Yesterday was a complete waste of a day. Roser and I had a fight the night before, and even though we made up yesterday morning, I had a "fight hangover" all day. I didn't get anything productive done, although I did beat my best score on Test Twist. That will happen if you spend four or possibly more, hours playing a game. The down side of spending a day doing nothing is that I keep thinking of Bette Midler's character in the horrible remake of "Stepford Wives". If you were lucky enough to not see it, she plays a writer with horrible homemaking skills. Her house was a wreck, and her kids were independent, not because she raised them that way, but because they had to be to survive. Because of yesterday, I have been thinking about how cliches become cliches because they are true. The breakfast dishes from yesterday morning are still in the sink. I don't have to worry about dinner dishes, because last night was 'fend for yourself night'. It should go without saying that I didn't touch my niece's quilt. Proud me. Today I will clean enough to keep CPS from taking my kids, work on the quilt, possibly do a phone interview for work, and, blessedly, go to book club tonight.
We read "Like Water for Chocolate". I have read it at least twice, maybe three times before.

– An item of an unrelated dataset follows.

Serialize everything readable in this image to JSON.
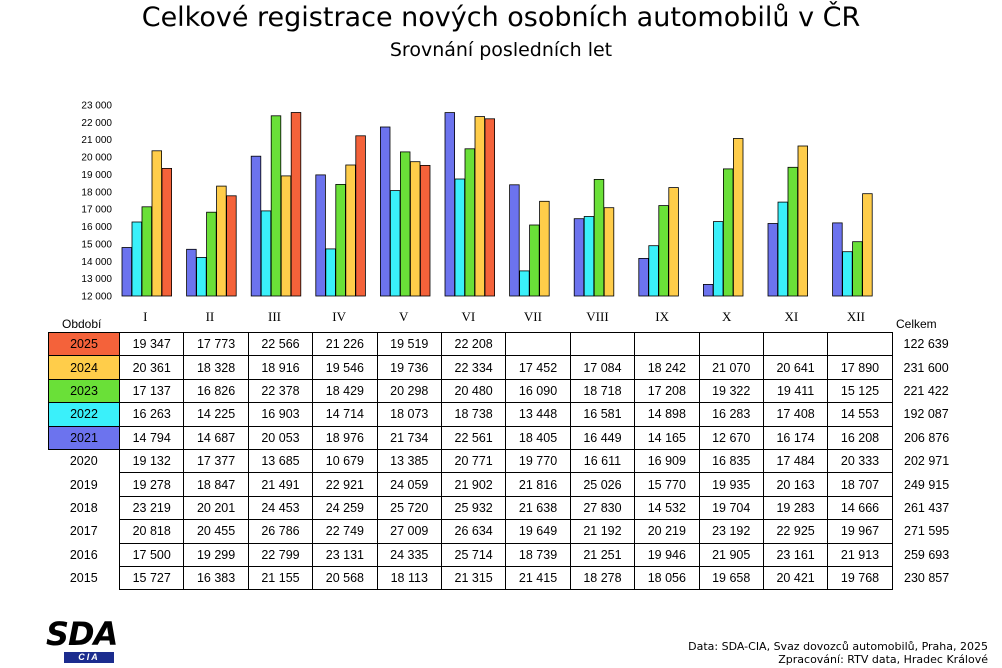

I love the magical aspect of it, and of course the passionate, sensuous food descriptions. Very little of the discussion tonight will center on the book. We will talk about Thanksgiving, and our relatives, our kids and our husbands. We will get bawdy and personal. We will eat delicious food, and I will walk away feeling like I got an IV of some wonderful combination of Prozac and Ecstasy. Honestly, I don't know what I did before Book Club. It is such a consistent calm port in the hurricane that is my life. Even though I only see the Book Club girls once a month, I love them and I'm grateful for them. I have to go and try to cross as many things off my list as I can today. Wish me luck.
For my own curiosity, what is on your to-do list today? And...does anyone else get fight hangovers?
1 comment:
Love the term . There is me shaped place on my bed where I recover from all types of "hangovers".